InícioREFORMA TRIBUTÁRIAPresidente do Congresso cancela sessão que analisaria vetos à LC 214

Presidente do Congresso cancela sessão que analisaria vetos à LC 214

Por Gabriel Benevides, de Brasília

O presidente do Congresso Nacional, senador Davi Alcolumbre (União Brasil-AP), cancelou a sessão que analisaria vetos do presidente Luiz Inácio Lula da Silva (PT) nesta 5ª feira (18.jun.2026). Dentre os temas, estavam 10 trechos do projeto (PLP 68 de 2024) que originou a Lei Complementar 214 de 2025, de regulamentação da reforma tributária. 

Segundo Alcolumbre, a decisão veio porque não houve acordo entre os líderes do Legislativo sobre o assunto. Ele afirmou que uma nova sessão será convocada em até 15 dias.

“Daqui a 10 ou 15 dias, antes do recesso parlamentar eu vou ter, já estou afirmando aqui, uma sessão do Congresso Nacional com acordo de cédula ou sem acordo de cédula”, declarou o senador em entrevista a jornalistas na Câmara dos Deputados (assista no vídeo em destaque nesta notícia).

Alcolumbre afirmou ainda que a próxima sessão de vetos pode ter a análise de menos dispositivos do que o esperado para esta 5ª feira.

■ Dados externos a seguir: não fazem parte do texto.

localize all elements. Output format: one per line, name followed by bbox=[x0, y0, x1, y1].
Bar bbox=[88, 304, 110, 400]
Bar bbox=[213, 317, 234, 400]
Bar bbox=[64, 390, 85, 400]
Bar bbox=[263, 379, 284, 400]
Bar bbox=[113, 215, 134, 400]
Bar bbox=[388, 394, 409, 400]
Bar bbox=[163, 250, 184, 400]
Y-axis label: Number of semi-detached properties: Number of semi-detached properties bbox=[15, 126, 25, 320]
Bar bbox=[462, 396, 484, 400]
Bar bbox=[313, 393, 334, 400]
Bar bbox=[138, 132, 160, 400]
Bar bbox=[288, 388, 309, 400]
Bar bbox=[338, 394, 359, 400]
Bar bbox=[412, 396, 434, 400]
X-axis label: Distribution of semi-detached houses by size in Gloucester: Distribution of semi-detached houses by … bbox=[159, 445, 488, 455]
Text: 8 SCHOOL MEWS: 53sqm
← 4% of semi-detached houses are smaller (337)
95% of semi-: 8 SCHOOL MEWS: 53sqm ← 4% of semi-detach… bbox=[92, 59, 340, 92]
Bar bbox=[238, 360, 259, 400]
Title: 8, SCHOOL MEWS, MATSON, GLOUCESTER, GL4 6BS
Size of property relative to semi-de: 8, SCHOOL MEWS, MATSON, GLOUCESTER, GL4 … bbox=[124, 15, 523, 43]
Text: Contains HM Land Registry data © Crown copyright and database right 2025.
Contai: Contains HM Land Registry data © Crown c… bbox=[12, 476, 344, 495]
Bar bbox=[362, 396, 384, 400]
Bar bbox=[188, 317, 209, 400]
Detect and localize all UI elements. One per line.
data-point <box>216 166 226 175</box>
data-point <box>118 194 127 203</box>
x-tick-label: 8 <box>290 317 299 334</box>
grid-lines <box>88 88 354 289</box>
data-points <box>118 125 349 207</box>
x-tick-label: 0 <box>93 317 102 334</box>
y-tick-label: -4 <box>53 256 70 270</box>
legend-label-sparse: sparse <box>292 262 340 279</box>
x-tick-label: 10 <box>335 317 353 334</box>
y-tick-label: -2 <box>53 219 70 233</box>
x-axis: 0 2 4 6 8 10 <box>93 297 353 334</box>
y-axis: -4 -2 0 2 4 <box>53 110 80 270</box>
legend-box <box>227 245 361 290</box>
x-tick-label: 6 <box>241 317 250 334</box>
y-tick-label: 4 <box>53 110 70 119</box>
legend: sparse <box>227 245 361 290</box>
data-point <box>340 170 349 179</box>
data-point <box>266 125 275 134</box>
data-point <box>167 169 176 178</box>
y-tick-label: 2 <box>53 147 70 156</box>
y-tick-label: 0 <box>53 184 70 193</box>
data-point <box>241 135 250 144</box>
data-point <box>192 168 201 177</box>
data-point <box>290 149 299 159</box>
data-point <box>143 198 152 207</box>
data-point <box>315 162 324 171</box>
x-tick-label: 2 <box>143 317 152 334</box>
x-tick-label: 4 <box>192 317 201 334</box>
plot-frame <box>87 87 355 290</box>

Não especificou o que deve sair da pauta.

“Vou ter uma nova sessão do Congresso, que talvez não seja do tamanho desta com todos esses 630 dispositivos, mas vai ter uma com as coisas mais importantes para o Parlamento e para o governo”, disse.

A sessão estava marcada para iniciar às 10h e os vetos ao texto da reforma eram o 21º item na pauta. 

ENTENDA A SESSÃO DE VETOS

Os deputados e senadores decidiram se manteriam ou reverteriam à redação aprovada em 17 de dezembro de 2024 os trechos removidos por Lula ao sancionar a LC 214 em 16 de janeiro de 2025.  

Por exemplo, o presidente retirou o trecho que prevê a qualquer uso pago de espaço físico o tratamento tributário de uma locação de bens e imóveis. Os congressistas poderiam retomar essa determinação.

Os temas vetados incluem a incidência de IBS (Imposto sobre Bens e Serviços) e CBS (Contribuição sobre Bens e Serviços) em alguns títulos de investimento. Além disso, há a determinação expressa de não incidência do IS (Imposto Seletivo) sobre as exportações.

Dos 10 vetos da reforma que seriam analisados, 9 eram direcionados a incisos da lei e 1 a um parágrafo inteiro. O Portal da Reforma Tributária explica abaixo o que determinava cada trecho vetado:

Vetos ao art. 26:

  • Inciso III do § 1º – A permissão para que fundos imobiliários optem voluntariamente por entrar no regime regular de IBS e CBS;
  • Inciso I do § 5º – A obrigatoriedade de FII (Fundo de Investimento Imobiliário) e Fiagro (Fundo de Investimento nas Cadeias Produtivas Agroindustriais) pagarem IBS/CBS caso descumpram as regras de isenção de Imposto de Renda para seus cotistas;
  • Inciso II do § 5º – A obrigatoriedade de FII e Fiagro pagarem o imposto caso sejam equiparados e tributados como pessoas jurídicas;
  • Incisos I, II e III do § 6º – A blindagem que deixa FII e Fiagro fora do imposto quando mais de 95% de suas cotas pertencem a outro fundo imobiliário não contribuinte;
  • § 8º – O gatilho automático que transforma qualquer fundo em contribuinte se as autoridades reguladoras do sistema financeiro autorizarem, no futuro, novas operações com bens ou serviços tributados.

Veto ao art. 231:

  • Inciso III do § 1º – A alíquota zero de IBS e CBS na importação dos serviços financeiros de crédito, câmbio, securitização, faturização, títulos e valores mobiliários por instituições financeiras, mantendo o direito de deduzir essas despesas da sua própria base de cálculo.

Veto ao art. 252:

  • Inciso III do § 1º – A incidência de IBS e CBS sobre qualquer outro tipo de uso pago de espaço físico não expressamente listado na lei nas mesmas regras de locação de bens e imóveis.

Veto ao art. 413:

  • Inciso I do caput do art. 413  Não incidência expressa do Imposto Seletivo sobre “exportações para o exterior de bens e serviços”.

Os deputados e senadores já avaliaram outros vetos do PLP 68 em 17 de junho de 2025.